Undressing the Christmas Tree          - 12/1/2011      <--Prev : Next-->



Undressing the Christmas tree is certainly not as much fun as the dressing thereof.

When we Kriel girls dress the tree, we turn on the carols, bring out the egg nog, and make it into a fun and happy time. But usually it's only mother left to undress the precious tree when the Scatterlings leave home again to return to their own new lands and lives.

Contemplative is what one becomes on the "undressing day" always undertaken on the Twelfth Night after the birth of Christ.

This year we had three delightful spray painted sisal trees, (thanks to my dear friend Yvonne) one dressed in midnight blue and silver and two dressed in red and gold, so the occasion was three times as contemplative, and three times as lonely.

Although one tries hard not to be sad and morbid, one tends to run through ones losses at this time. The loss of precious parents, dearest Mum, she was always totally unorthodox at Christmas time.

One Christmas I found her ploughing through a muddy field with plates of tea and sandwiches for the homeless men who lived in that field. Nothing scared Mum, most people in the area would give the men a wide berth fearing their aggression, but not Mum !!

Then one begins to think of the young people in one's life who have left us, tragically, unexpectedly, leaving behind excruciating sadness and pain.

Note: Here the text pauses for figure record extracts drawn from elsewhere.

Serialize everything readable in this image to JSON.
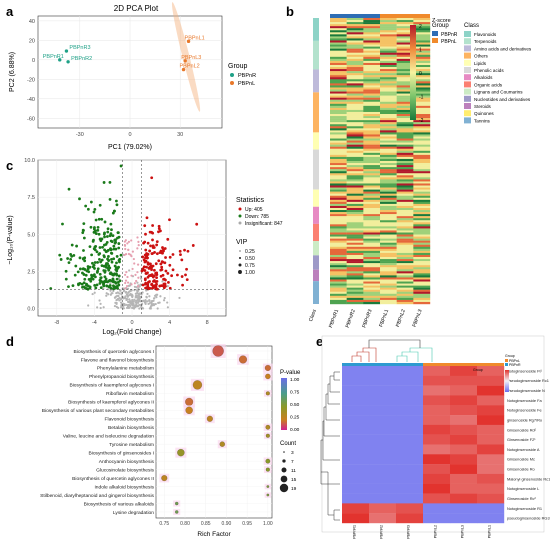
{
  "panels": {
    "a": "a",
    "b": "b",
    "c": "c",
    "d": "d",
    "e": "e"
  },
  "pca": {
    "title": "2D PCA Plot",
    "xlabel": "PC1 (79.02%)",
    "ylabel": "PC2 (6.88%)",
    "legend_title": "Group",
    "groups": [
      {
        "name": "PBPnR",
        "color": "#1fa187"
      },
      {
        "name": "PBPnL",
        "color": "#e8782a"
      }
    ],
    "x_ticks": [
      "-30",
      "0",
      "30"
    ],
    "y_ticks": [
      "40",
      "20",
      "0",
      "-20",
      "-40",
      "-60"
    ],
    "points": [
      {
        "label": "PBPnR3",
        "x": -38,
        "y": 9,
        "group": 0
      },
      {
        "label": "PBPnR1",
        "x": -42,
        "y": 0,
        "group": 0
      },
      {
        "label": "PBPnR2",
        "x": -37,
        "y": -2,
        "group": 0
      },
      {
        "label": "PBPnL1",
        "x": 35,
        "y": 19,
        "group": 1
      },
      {
        "label": "PBPnL3",
        "x": 33,
        "y": -1,
        "group": 1
      },
      {
        "label": "PBPnL2",
        "x": 32,
        "y": -10,
        "group": 1
      }
    ]
  },
  "heatmap": {
    "group_title": "Group",
    "groups": [
      {
        "name": "PBPnR",
        "color": "#2e6db4"
      },
      {
        "name": "PBPnL",
        "color": "#f08a2c"
      }
    ],
    "zscore_title": "Z-score",
    "zscore_ticks": [
      "2",
      "1",
      "0",
      "-1",
      "-2"
    ],
    "class_title": "Class",
    "classes": [
      {
        "name": "Flavonoids",
        "color": "#8dd3c7"
      },
      {
        "name": "Terpenoids",
        "color": "#b3e2cd"
      },
      {
        "name": "Amino acids and derivatives",
        "color": "#bebada"
      },
      {
        "name": "Others",
        "color": "#fdb462"
      },
      {
        "name": "Lipids",
        "color": "#ffffb3"
      },
      {
        "name": "Phenolic acids",
        "color": "#d9d9d9"
      },
      {
        "name": "Alkaloids",
        "color": "#e78ac3"
      },
      {
        "name": "Organic acids",
        "color": "#fb8072"
      },
      {
        "name": "Lignans and Coumarins",
        "color": "#ccebc5"
      },
      {
        "name": "Nucleotides and derivatives",
        "color": "#9e9ac8"
      },
      {
        "name": "Steroids",
        "color": "#bc80bd"
      },
      {
        "name": "Quinones",
        "color": "#ffed6f"
      },
      {
        "name": "Tannins",
        "color": "#80b1d3"
      }
    ],
    "col_labels": [
      "Class",
      "PBPnR1",
      "PBPnR2",
      "PBPnR3",
      "PBPnL1",
      "PBPnL2",
      "PBPnL3"
    ]
  },
  "volcano": {
    "xlabel": "Log₂(Fold Change)",
    "ylabel": "−Log₁₀(P-value)",
    "x_ticks": [
      "-8",
      "-4",
      "0",
      "4",
      "8"
    ],
    "y_ticks": [
      "10.0",
      "7.5",
      "5.0",
      "2.5",
      "0.0"
    ],
    "stats_title": "Statistics",
    "stats": [
      {
        "label": "Up: 405",
        "color": "#cc1111"
      },
      {
        "label": "Down: 785",
        "color": "#1a7a1a"
      },
      {
        "label": "Insignificant: 847",
        "color": "#aaaaaa"
      }
    ],
    "vip_title": "VIP",
    "vip": [
      "0.25",
      "0.50",
      "0.75",
      "1.00"
    ]
  },
  "chart_data": [
    {
      "type": "scatter",
      "title": "2D PCA Plot",
      "xlabel": "PC1 (79.02%)",
      "ylabel": "PC2 (6.88%)",
      "xlim": [
        -55,
        55
      ],
      "ylim": [
        -70,
        45
      ],
      "series": [
        {
          "name": "PBPnR",
          "x": [
            -38,
            -42,
            -37
          ],
          "y": [
            9,
            0,
            -2
          ]
        },
        {
          "name": "PBPnL",
          "x": [
            35,
            33,
            32
          ],
          "y": [
            19,
            -1,
            -10
          ]
        }
      ]
    },
    {
      "type": "scatter",
      "xlabel": "Log₂(Fold Change)",
      "ylabel": "−Log₁₀(P-value)",
      "xlim": [
        -10,
        10
      ],
      "ylim": [
        -0.5,
        10
      ],
      "thresholds": {
        "x": [
          -1,
          1
        ],
        "y": 1.3
      },
      "counts": {
        "up": 405,
        "down": 785,
        "insignificant": 847
      }
    },
    {
      "type": "scatter",
      "xlabel": "Rich Factor",
      "x_ticks": [
        "0.75",
        "0.80",
        "0.85",
        "0.90",
        "0.95",
        "1.00"
      ],
      "xlim": [
        0.73,
        1.01
      ],
      "pvalue_title": "P-value",
      "pvalue_ticks": [
        "1.00",
        "0.75",
        "0.50",
        "0.25",
        "0.00"
      ],
      "count_title": "Count",
      "count_ticks": [
        "3",
        "7",
        "11",
        "15",
        "19"
      ],
      "categories": [
        "Biosynthesis of quercetin aglycones I",
        "Flavone and flavonol biosynthesis",
        "Phenylalanine metabolism",
        "Phenylpropanoid biosynthesis",
        "Biosynthesis of kaempferol aglycones I",
        "Riboflavin metabolism",
        "Biosynthesis of kaempferol aglycones II",
        "Biosynthesis of various plant secondary metabolites",
        "Flavonoid biosynthesis",
        "Betalain biosynthesis",
        "Valine, leucine and isoleucine degradation",
        "Tyrosine metabolism",
        "Biosynthesis of ginsenosides I",
        "Anthocyanin biosynthesis",
        "Glucosinolate biosynthesis",
        "Biosynthesis of quercetin aglycones II",
        "Indole alkaloid biosynthesis",
        "Stilbenoid, diarylheptanoid and gingerol biosynthesis",
        "Biosynthesis of various alkaloids",
        "Lysine degradation"
      ],
      "rich": [
        0.88,
        0.94,
        1.0,
        1.0,
        0.83,
        1.0,
        0.81,
        0.81,
        0.86,
        1.0,
        1.0,
        0.89,
        0.79,
        1.0,
        1.0,
        0.75,
        1.0,
        1.0,
        0.78,
        0.78
      ],
      "count": [
        14,
        9,
        6,
        5,
        11,
        3,
        9,
        8,
        6,
        4,
        3,
        5,
        8,
        4,
        3,
        6,
        1,
        1,
        2,
        2
      ],
      "pvalue": [
        0.15,
        0.2,
        0.2,
        0.25,
        0.3,
        0.35,
        0.2,
        0.25,
        0.3,
        0.35,
        0.4,
        0.35,
        0.45,
        0.5,
        0.5,
        0.3,
        0.55,
        0.55,
        0.6,
        0.6
      ]
    }
  ],
  "clustermap": {
    "rows": [
      "Notoginsenoside Ft¹",
      "Pseudoginsenoside Rc1",
      "Pseudoginsenoside N",
      "Notoginsenoside Fa",
      "Notoginsenoside Fe",
      "ginsenoside Rg7/Ro",
      "Ginsenoside Rd²",
      "Ginsenoside F2¹",
      "Notoginsenoside A",
      "Ginsenoside Mc",
      "Ginsenoside Ro",
      "Malonyl ginsenoside Rc1",
      "Notoginsenoside L",
      "Ginsenoside Rc²",
      "Notoginsenoside R1",
      "pseudoginsenoside RG3"
    ],
    "cols": [
      "PBPnR1",
      "PBPnR2",
      "PBPnR3",
      "PBPnL2",
      "PBPnL3",
      "PBPnL1"
    ],
    "legend_title": "Group",
    "legend_items": [
      "PBPnL",
      "PBPnR"
    ],
    "values": [
      [
        -1,
        -1,
        -1,
        0.9,
        1.1,
        0.9
      ],
      [
        -1,
        -1,
        -1,
        1.0,
        1.0,
        1.0
      ],
      [
        -1,
        -1,
        -1,
        0.8,
        0.9,
        1.2
      ],
      [
        -1,
        -1,
        -1,
        1.0,
        1.1,
        0.9
      ],
      [
        -1,
        -1,
        -1,
        0.9,
        1.0,
        1.1
      ],
      [
        -1,
        -1,
        -1,
        0.9,
        0.8,
        1.2
      ],
      [
        -1,
        -1,
        -1,
        1.1,
        1.0,
        0.9
      ],
      [
        -1,
        -1,
        -1,
        1.0,
        1.1,
        0.9
      ],
      [
        -1,
        -1,
        -1,
        0.8,
        0.9,
        1.1
      ],
      [
        -1,
        -1,
        -1,
        1.2,
        1.1,
        0.8
      ],
      [
        -1,
        -1,
        -1,
        1.0,
        1.2,
        0.8
      ],
      [
        -1,
        -1,
        -1,
        1.1,
        0.9,
        1.0
      ],
      [
        -1,
        -1,
        -1,
        1.2,
        0.9,
        0.9
      ],
      [
        -1,
        -1,
        -1,
        1.0,
        1.1,
        1.0
      ],
      [
        1.1,
        0.9,
        1.0,
        -1,
        -1,
        -1
      ],
      [
        1.2,
        0.8,
        1.1,
        -1,
        -1,
        -1
      ]
    ]
  }
}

My mind drifted over the last thirty years of tumult in the country in which I was born. When we were married in 1980 virtually our entire family lived in Zim, now HeeHoo and I are the last remaining survivors.

So much water has gone under that bridge and most of it has been flood water. But even before independence, times were uncertain - my mind dwelled on my halcyon childhood when UDI was declared and in the declaration, so began the erosion of the underpinnings of Rhodesia. This poor benighted country and its equally poor benighted inhabitants have struggled to keep hearth and home together forever it would seem.

Remembering on to those who died before, during and after independence . remembering those who died fighting for independence and those who died fighting against it. Remembering those who died protecting their farms and homesteads against attack.

Remembering those who had very little, and who felt the need to fight for their own piece of land.

Remembering terrible acts by both sides during the war of independence. Remembering the Viscount disasters, New Adams Farm, Gukuruhundi, Murambatsvina, and all the other horrifying atrocities. It has been a litany of anguish for all races in Zimbabwe for decades.

Remembering those who have died of illness who need not have died, had our country managed to maintain its health system as it once was.

It was a tearful tree undressing, tenderly the angel was taken from the very top and packed in her bed of tissue ready for next year.

Maybe, by then, by the time we dress our next Christmas tree, we as a country, will have found our way forward. We pray there might soon come a time when all of us can live in peace and harmony, sharing equally the richness of this blessed country Zimbabwe.